Canadian Prime Minister Says Contingency Plans Are In Place Should NAFTA Fail

Elias Hubbard
January 31, 2018

That speech came just hours after former prime minister Brian Mulroney gave a passionate defence of NAFTA before the U.S. Senate Committee on Foreign Relations. As Inside U.S. Trade reported last week, the January 30 letter was timed to precede President Trump's speech.

He went on to assert in no uncertain terms that free trade had benefited the United States and Canada from an economic perspective and by cementing the most peaceful and prosperous bilateral relationship in history. Our message has been consistent, to the president, to our partners and friends in the United States: NAFTA has been good for American jobs. The trade pact was negotiated by Republican President George H.W. Bush and implemented by Democratic President. A year ago alone, automakers and suppliers announced more than $9.5 billion in new USA investment.

Last night, Trump railed against "unfair trade deals" in his State of the Union address.

I think that, from an American perspective, certainly the American farm community will be saying Canada now has first advantage, particularly when it comes to sales of our agri-food products whether we're talking about pulse and lentils and soy and especially pork and beef into most importantly the Japanese market but also other market like Vietnam.

U.S. agricultural exports to the two countries have quadrupled from $8.9 billion in 1993 to $38.1 billion in 2016, the letter said.

But the former prime minister said such assistance is contingent on the strength of the Canadian economy, which is highly reliant on its trading relationship with the US.

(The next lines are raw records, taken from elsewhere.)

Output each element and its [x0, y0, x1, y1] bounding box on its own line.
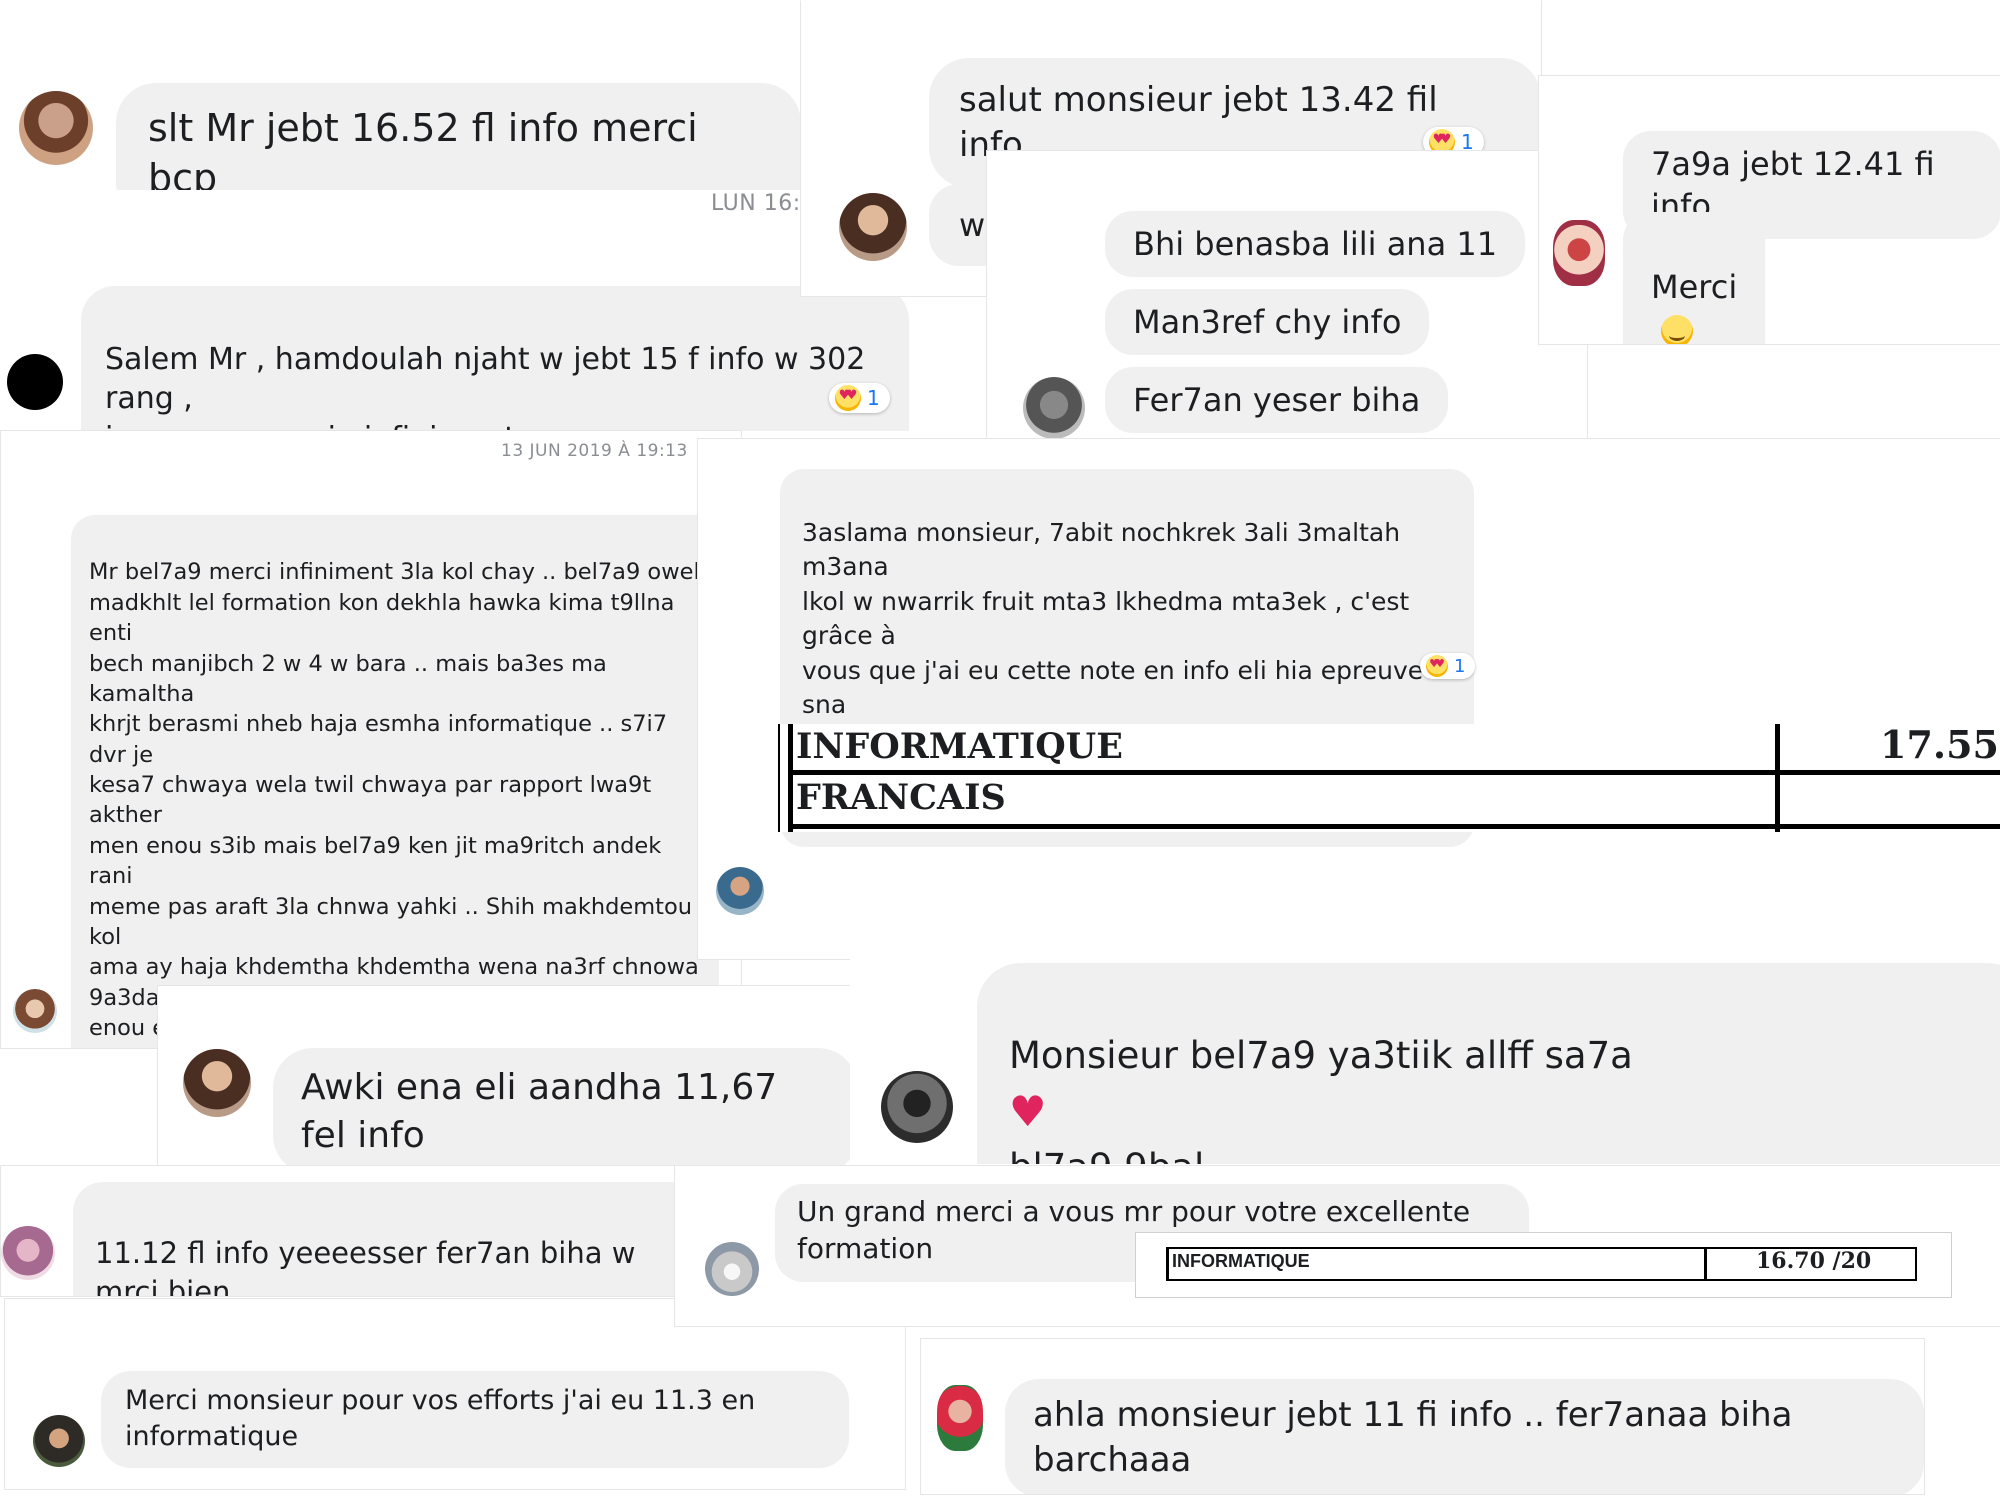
message-card-5: 11.12 fl info yeeeesser fer7an biha w mr…: [0, 1165, 702, 1297]
message-bubble[interactable]: Merci monsieur pour vos efforts j'ai eu …: [101, 1371, 849, 1469]
message-bubble[interactable]: Fer7an yeser biha: [1105, 367, 1449, 434]
message-text: Monsieur bel7a9 ya3tiik allff sa7a: [1009, 1033, 1633, 1077]
heart-icon: ♥: [1009, 1087, 1047, 1137]
grade-table-image[interactable]: INFORMATIQUE 16.70 /20: [1135, 1232, 1952, 1298]
message-card-2: LUN 16:2 Salem Mr , hamdoulah njaht w je…: [0, 190, 922, 432]
message-text: Merci: [1651, 268, 1738, 307]
message-card-11: Monsieur bel7a9 ya3tiik allff sa7a ♥ bl7…: [850, 958, 2000, 1165]
message-card-9: 7a9a jebt 12.41 fi info Merci: [1538, 75, 2000, 345]
sender-avatar[interactable]: [881, 1071, 953, 1143]
reaction-count: 1: [1454, 655, 1466, 677]
message-card-1: slt Mr jebt 16.52 fl info merci bcp: [0, 0, 802, 192]
message-bubble[interactable]: Man3ref chy info: [1105, 289, 1430, 356]
message-bubble[interactable]: Awki ena eli aandha 11,67 fel info: [273, 1048, 858, 1176]
sender-avatar[interactable]: [937, 1385, 983, 1451]
sender-avatar[interactable]: [1, 1226, 55, 1280]
message-card-3: 13 JUN 2019 À 19:13 Mr bel7a9 merci infi…: [0, 430, 742, 1049]
sender-avatar[interactable]: [183, 1049, 251, 1117]
heart-eyes-emoji-icon: [835, 385, 861, 411]
reaction-count: 1: [867, 386, 880, 410]
sender-avatar[interactable]: [7, 354, 63, 410]
message-card-10: 3aslama monsieur, 7abit nochkrek 3ali 3m…: [697, 438, 2000, 960]
message-bubble[interactable]: Mr bel7a9 merci infiniment 3la kol chay …: [71, 515, 719, 1048]
message-bubble[interactable]: ahla monsieur jebt 11 fi info .. fer7ana…: [1005, 1379, 1924, 1494]
message-bubble[interactable]: Monsieur bel7a9 ya3tiik allff sa7a ♥ bl7…: [977, 963, 2000, 1164]
message-text: bl7a9 9bal mana3ml formation kont nulle …: [1009, 1146, 1932, 1164]
message-card-13: ahla monsieur jebt 11 fi info .. fer7ana…: [920, 1338, 1925, 1495]
sender-avatar[interactable]: [716, 867, 764, 915]
grade-subject: INFORMATIQUE: [796, 726, 1123, 767]
table-border: [788, 824, 2000, 829]
message-timestamp: 13 JUN 2019 À 19:13: [501, 441, 688, 461]
sender-avatar[interactable]: [839, 193, 907, 261]
message-card-12: Un grand merci a vous mr pour votre exce…: [674, 1165, 2000, 1327]
sender-avatar[interactable]: [1023, 377, 1085, 439]
message-bubble[interactable]: Bhi benasba lili ana 11: [1105, 211, 1526, 278]
message-bubble[interactable]: 11.12 fl info yeeeesser fer7an biha w mr…: [73, 1182, 701, 1297]
table-border: [1704, 1247, 1707, 1281]
message-text: Salem Mr , hamdoulah njaht w jebt 15 f i…: [105, 341, 866, 431]
sender-avatar[interactable]: [705, 1242, 759, 1296]
grade-row: FRANCAIS: [780, 775, 2000, 824]
message-bubble[interactable]: Merci: [1623, 212, 1766, 344]
grade-subject: FRANCAIS: [796, 777, 1006, 818]
grade-row: INFORMATIQUE 17.55 /: [780, 722, 2000, 770]
grade-subject: INFORMATIQUE: [1172, 1251, 1310, 1271]
smiling-emoji-icon: [1661, 315, 1693, 344]
sender-avatar[interactable]: [33, 1415, 85, 1467]
reaction-badge[interactable]: 1: [1420, 653, 1476, 679]
message-card-4: Awki ena eli aandha 11,67 fel info: [157, 985, 859, 1177]
grade-score: 16.70 /20: [1756, 1248, 1872, 1274]
sender-avatar[interactable]: [19, 91, 93, 165]
heart-eyes-emoji-icon: [1426, 655, 1448, 677]
message-bubble[interactable]: Salem Mr , hamdoulah njaht w jebt 15 f i…: [81, 286, 909, 431]
message-text: 11.12 fl info yeeeesser fer7an biha w mr…: [95, 1236, 636, 1297]
reaction-badge[interactable]: 1: [829, 383, 890, 413]
sender-avatar[interactable]: [13, 989, 57, 1033]
message-text: Mr bel7a9 merci infiniment 3la kol chay …: [89, 559, 700, 1048]
message-bubble[interactable]: slt Mr jebt 16.52 fl info merci bcp: [116, 83, 801, 191]
grade-score: 17.55 /: [1880, 722, 2000, 767]
grade-table-image[interactable]: INFORMATIQUE 17.55 / FRANCAIS: [778, 722, 2000, 832]
sender-avatar[interactable]: [1553, 220, 1605, 286]
message-card-8: Bhi benasba lili ana 11 Man3ref chy info…: [986, 150, 1588, 444]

"Because it diminishes our wealth and our capacity to contribute to joint or trilateral endeavours".

The efforts to renegotiate NAFTA are "far from being completed at this point", Commerce Secretary said on CNBC Wednesday.

Asked point blank if he thinks President Trump will serve the six months' notice required for the U.S.to pull out of NAFTA, Prime Minister Trudeau responded: "I don't think the president is going to be cancelling it..."

"He has never said no trade deals, he said no bad trades", Newman said, noting Trump's new language at Davos.

A seventh round of NAFTA negotiations is scheduled to take place in Mexico from February 26 to March 6.